Di akhir abad ke-19, pengrajin batik mulai bermunculan di Mojokerto. Mereka menggunakan kain tenun buatan sendiri memakai pewarna alami.
Selepas Perang Dunia I, pedagang Tionghoa memperkenalkan batik cap sekaligus membawa obat pewarna dari luar negeri.
Meski dikenal sejak Majapahit, batik semakin berkembang pada era kerajaan di Solo dan Yogyakarta. Corak khas kedua daerah itu berpengaruh pada batik di Mojokerto dan Tulungagung.
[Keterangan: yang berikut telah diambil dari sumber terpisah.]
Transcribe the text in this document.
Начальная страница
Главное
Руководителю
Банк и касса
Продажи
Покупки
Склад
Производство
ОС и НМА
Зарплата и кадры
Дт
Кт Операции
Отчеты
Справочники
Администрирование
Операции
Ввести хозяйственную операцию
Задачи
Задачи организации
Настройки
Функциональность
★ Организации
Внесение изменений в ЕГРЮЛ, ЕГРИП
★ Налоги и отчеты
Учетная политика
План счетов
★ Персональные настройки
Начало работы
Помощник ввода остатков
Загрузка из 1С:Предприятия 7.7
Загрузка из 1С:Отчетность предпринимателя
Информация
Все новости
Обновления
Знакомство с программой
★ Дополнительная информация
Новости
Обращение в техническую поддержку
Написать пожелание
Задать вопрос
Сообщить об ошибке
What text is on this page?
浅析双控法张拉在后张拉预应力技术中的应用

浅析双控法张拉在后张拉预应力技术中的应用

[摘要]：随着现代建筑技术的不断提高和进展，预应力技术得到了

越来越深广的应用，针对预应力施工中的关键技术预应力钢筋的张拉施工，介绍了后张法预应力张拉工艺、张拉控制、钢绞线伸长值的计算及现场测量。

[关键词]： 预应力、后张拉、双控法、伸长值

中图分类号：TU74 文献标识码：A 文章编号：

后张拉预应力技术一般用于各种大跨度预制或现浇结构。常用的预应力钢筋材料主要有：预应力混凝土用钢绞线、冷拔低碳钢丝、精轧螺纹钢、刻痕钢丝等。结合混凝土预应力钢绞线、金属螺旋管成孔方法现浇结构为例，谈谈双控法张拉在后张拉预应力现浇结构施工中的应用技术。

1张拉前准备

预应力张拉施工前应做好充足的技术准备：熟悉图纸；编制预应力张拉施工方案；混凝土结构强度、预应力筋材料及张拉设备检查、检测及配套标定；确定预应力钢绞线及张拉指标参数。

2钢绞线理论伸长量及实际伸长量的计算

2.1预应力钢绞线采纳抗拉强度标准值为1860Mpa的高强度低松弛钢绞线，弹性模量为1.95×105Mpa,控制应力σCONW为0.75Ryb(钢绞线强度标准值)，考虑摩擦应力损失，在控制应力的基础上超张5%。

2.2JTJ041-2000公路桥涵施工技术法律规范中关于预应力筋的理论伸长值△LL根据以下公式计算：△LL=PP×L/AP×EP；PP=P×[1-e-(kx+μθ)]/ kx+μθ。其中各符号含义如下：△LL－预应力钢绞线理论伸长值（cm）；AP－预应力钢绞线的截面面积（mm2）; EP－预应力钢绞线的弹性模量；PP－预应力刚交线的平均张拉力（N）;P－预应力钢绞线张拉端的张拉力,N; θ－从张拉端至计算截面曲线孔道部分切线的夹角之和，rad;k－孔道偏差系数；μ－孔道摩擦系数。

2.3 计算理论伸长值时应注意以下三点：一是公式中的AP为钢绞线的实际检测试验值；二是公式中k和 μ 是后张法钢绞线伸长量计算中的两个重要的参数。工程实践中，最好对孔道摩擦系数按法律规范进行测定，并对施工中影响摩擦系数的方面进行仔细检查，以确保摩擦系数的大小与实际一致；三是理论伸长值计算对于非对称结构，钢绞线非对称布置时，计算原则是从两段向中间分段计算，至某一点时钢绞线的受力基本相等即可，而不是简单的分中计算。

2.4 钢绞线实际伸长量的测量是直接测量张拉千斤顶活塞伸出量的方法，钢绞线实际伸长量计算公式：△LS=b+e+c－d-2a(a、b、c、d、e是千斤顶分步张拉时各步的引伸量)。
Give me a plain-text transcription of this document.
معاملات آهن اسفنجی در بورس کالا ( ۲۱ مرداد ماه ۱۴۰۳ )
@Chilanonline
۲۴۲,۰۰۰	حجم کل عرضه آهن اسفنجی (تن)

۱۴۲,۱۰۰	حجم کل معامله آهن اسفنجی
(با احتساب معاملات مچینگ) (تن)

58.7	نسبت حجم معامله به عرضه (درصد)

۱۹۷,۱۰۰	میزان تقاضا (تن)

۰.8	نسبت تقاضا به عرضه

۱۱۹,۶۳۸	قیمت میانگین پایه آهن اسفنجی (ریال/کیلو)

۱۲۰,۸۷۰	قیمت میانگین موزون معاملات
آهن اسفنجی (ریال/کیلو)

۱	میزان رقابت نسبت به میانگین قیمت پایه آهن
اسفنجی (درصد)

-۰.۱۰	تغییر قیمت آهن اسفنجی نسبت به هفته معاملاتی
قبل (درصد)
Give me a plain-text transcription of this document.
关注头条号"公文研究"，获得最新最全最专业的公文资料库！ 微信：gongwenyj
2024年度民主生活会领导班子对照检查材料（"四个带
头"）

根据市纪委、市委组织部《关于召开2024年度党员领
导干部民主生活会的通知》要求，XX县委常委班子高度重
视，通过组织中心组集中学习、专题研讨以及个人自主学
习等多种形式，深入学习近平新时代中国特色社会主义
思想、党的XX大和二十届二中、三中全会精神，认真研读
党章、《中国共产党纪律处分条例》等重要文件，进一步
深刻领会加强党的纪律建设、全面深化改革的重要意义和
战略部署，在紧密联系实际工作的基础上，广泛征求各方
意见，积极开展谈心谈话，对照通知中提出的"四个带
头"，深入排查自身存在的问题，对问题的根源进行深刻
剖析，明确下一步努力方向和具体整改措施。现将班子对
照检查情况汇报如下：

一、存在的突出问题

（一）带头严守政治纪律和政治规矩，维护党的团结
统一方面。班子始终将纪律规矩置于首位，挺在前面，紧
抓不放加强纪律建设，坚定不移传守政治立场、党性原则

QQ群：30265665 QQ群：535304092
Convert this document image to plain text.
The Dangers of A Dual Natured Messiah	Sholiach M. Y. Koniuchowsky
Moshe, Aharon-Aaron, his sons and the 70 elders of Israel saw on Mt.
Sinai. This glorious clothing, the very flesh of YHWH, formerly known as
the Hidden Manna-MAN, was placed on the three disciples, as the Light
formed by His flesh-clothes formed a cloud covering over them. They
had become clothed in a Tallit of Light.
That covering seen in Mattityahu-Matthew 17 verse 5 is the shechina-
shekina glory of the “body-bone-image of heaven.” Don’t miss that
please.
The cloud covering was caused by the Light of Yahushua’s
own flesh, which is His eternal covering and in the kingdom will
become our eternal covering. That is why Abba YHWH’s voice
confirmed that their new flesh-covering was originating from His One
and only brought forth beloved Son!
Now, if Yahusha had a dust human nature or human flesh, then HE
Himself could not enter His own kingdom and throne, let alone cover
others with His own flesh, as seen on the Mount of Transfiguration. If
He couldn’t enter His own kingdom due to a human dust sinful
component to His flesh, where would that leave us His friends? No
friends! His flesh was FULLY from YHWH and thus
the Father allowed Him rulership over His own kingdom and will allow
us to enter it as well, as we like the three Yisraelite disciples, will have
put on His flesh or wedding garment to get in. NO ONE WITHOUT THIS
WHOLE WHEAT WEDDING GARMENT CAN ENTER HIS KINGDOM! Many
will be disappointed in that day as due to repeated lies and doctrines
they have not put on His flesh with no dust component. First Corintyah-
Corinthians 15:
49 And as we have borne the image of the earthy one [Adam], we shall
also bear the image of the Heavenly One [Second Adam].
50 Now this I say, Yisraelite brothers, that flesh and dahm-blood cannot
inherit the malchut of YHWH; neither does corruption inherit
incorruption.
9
Perkembangan batik juga terkait dengan penyebaran Islam. Di Ponorogo, Jawa Timur, Raden Katong—keturunan Majapahit sekaligus adik Raden Patah—dikenal sebagai pembawa agama Islam.
Di sana, pesantren Tegalsari yang diasuh Kyai Hasan Basri jadi pusat penyebaran seni batik. Kyai Hasan menikah dengan putri keraton Solo, dan sang istri membawa seni membatik keluar dari keraton menuju masyarakat Ponorogo.
Mendunia Bersama Diplomasi
Nama batik mulai dikenal dunia pada era Presiden Soeharto. Pada pertengahan 1980-an, ia kerap menjadikan batik sebagai cinderamata bagi tamu negara, bahkan mengenakannya dalam konferensi PBB.
Sejak saat itu, batik kian mendunia. Pengakuan UNESCO pada 2 Oktober 2009 jadi tonggak penting.
Sejak itu, Hari Batik Nasional diperingati setiap tahun, dan industri batik kian berkembang dengan beragam motif baru dan warna yang lebih segar.
Pada awalnya, motif batik banyak terinspirasi dari simbol tradisi Jawa, pengaruh Islam, Hinduisme, hingga Buddhisme.
Proses pembuatannya dilakukan dengan canting—batik tulis. Namun, seiring perkembangan teknologi, lahir batik cap yang dibuat menggunakan stempel. Cara ini mempercepat produksi, meski sering dianggap kurang bernilai seni dibanding batik tulis.